Delany: "I was never a champions-only advocate. Commissioner Kramer was. Commissioner Delany wasn't." Advocated hybrid first. #bcsmeetings

— Rittenberg/Bennett (@ESPN_BigTen) June 20, 2012"

As for what role polls and scheduling should play in the decision-making, here's more from Delany in this video from ESPN.com (sorry, no embedding). Essentially, it's that preseason polls have no place in the process, while schedules should be considered.

Is this sensible? Yes, definitely.

Rigid postseason guidelines that supersede rankings are a net negative for college football; heck, they're precisely what knocked the BCS out of public favor in the first place. People don't want to see highly-ranked teams get passed up for mediocre champions.

Moreover, as it stands right now, nothing matters more in college football than the record—the record, the record, the record.
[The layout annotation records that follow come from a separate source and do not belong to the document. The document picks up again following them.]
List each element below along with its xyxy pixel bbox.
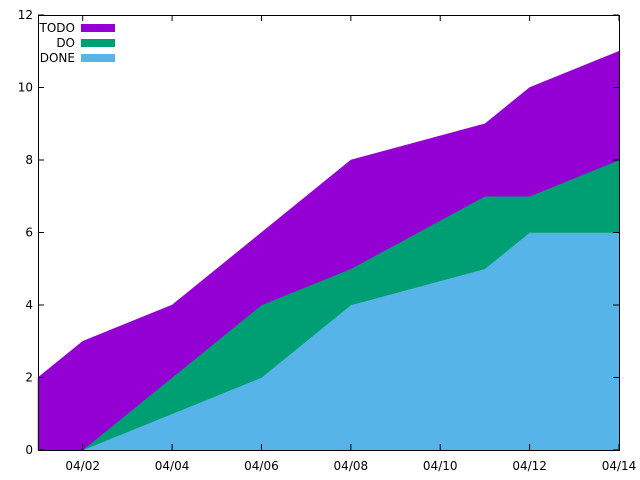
x-tick-label: 04/02 bbox=[65, 459, 100, 473]
x-axis: 04/02 04/04 04/06 04/08 04/10 04/12 04/14 bbox=[65, 15, 636, 473]
area-layers bbox=[37, 50, 620, 451]
y-tick-label: 4 bbox=[25, 298, 33, 312]
legend-swatch-todo bbox=[81, 24, 115, 32]
legend-label-todo: TODO bbox=[39, 21, 75, 35]
legend-label-done: DONE bbox=[40, 51, 75, 65]
x-tick-label: 04/04 bbox=[155, 459, 190, 473]
x-tick-label: 04/08 bbox=[334, 459, 369, 473]
y-tick-label: 12 bbox=[18, 8, 33, 22]
y-tick-label: 2 bbox=[25, 371, 33, 385]
y-tick-label: 10 bbox=[18, 81, 33, 95]
legend-swatch-do bbox=[81, 39, 115, 47]
y-axis: 0 2 4 6 8 10 12 bbox=[18, 8, 619, 457]
y-tick-label: 6 bbox=[25, 226, 33, 240]
y-tick-label: 8 bbox=[25, 153, 33, 167]
y-tick-label: 0 bbox=[25, 443, 33, 457]
x-tick-label: 04/10 bbox=[423, 459, 458, 473]
legend-swatch-done bbox=[81, 54, 115, 62]
x-tick-label: 04/14 bbox=[602, 459, 637, 473]
legend-label-do: DO bbox=[56, 36, 75, 50]
x-tick-label: 04/06 bbox=[244, 459, 279, 473]
x-tick-label: 04/12 bbox=[512, 459, 547, 473]
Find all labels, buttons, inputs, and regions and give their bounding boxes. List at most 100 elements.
Granted, that goes hand-in-hand with the "every game matters" and "the most important regular season in sports" concepts that typify college football.

But that mindset leads to non-conference cupcake schedules, with rivalry games as decorative sprinkles. We don't really want a championship contender that played four Northwest Butt States to start the year. then took advantage of a top-heavy (if not outright weak) conference schedule, do we?
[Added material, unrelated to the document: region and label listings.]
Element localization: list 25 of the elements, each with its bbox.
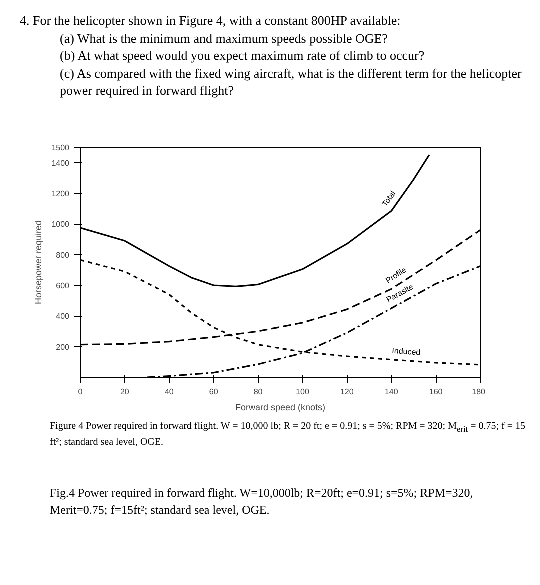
x-tick-label: 0: [78, 388, 84, 396]
x-tick-label: 180: [472, 388, 486, 396]
y-axis-title: Horsepower required: [34, 220, 44, 305]
x-tick-label: 80: [254, 388, 264, 396]
y-tick-label: 200: [56, 342, 70, 352]
x-tick-label: 40: [164, 388, 174, 396]
x-tick-label: 140: [384, 388, 399, 396]
y-tick-label: 1200: [52, 190, 70, 198]
chart-subtitle: (a) What is the minimum and maximum speeds possible OGE? (b) At what speed would you expect maximum rate of climb to occur? (c) As compared with the fixed wing aircraft, what is the different term for the helicopter power required in forward flight?: [60, 30, 523, 100]
caption: Fig.4 Power required in forward flight. W=10,000lb; R=20ft; e=0.91; s=5%; RPM=320, Merit=0.75; f=15ft²; standard sea level, OGE.: [50, 485, 474, 519]
series-label: Induced: [392, 346, 421, 358]
text: Figure 4 Power required in forward flight. W = 10,000 lb; R = 20 ft; e = 0.91; s = 5%; RPM = 320; M$_{erit}$ = 0.75; f = 15 ft²; standard sea level, OGE.: [50, 421, 526, 448]
y-tick-label: 1500: [52, 144, 70, 152]
x-tick-label: 160: [429, 388, 444, 396]
y-tick-label: 800: [56, 250, 70, 260]
y-tick-label: 1400: [52, 158, 70, 168]
x-tick-label: 20: [120, 388, 130, 396]
y-tick-label: 1000: [52, 220, 70, 230]
y-tick-label: 400: [56, 312, 70, 322]
x-tick-label: 100: [296, 388, 310, 396]
x-tick-label: 120: [340, 388, 354, 396]
x-axis-title: Forward speed (knots): [235, 402, 326, 412]
y-tick-label: 600: [56, 282, 70, 290]
chart-title: 4. For the helicopter shown in Figure 4, with a constant 800HP available:: [20, 12, 402, 30]
x-tick-label: 60: [209, 388, 219, 396]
Put it all together: extra consideration for conference champions in a tie-breaker, incorporating schedule strength, eschewing preseason rankings as a data point and emphasizing entire season resumes instead of preseason strength. Doesn't that sound an awful lot like what the NCAA Tournament committee does for basketball every year?

After all, there aren't ties when it comes to teams that are Nos. 3-6 in college football. Not with thousands of poll points and multiple polls in play. So the only way to determine that those teams are "bunched together" is if a voter or committee member or other human entity of whatever designation decides they're bunched together. It's all terribly subjective.

And you know what? That's fine. We've tried objectifying the process of determining selecting the best teams, and by and large fans aren't satisfied with it. At the end of the day, "best" in a sport with 120 teams and only 12-13 games per team in a season isn't an easily quantifiable notion. It's every bit a matter of perception as anything else.

Delany's comments, then, make it sound like human decision should be part of whatever postseason structure is involved, whether it be a plus-one or a four-team tourney. And he's probably not wrong.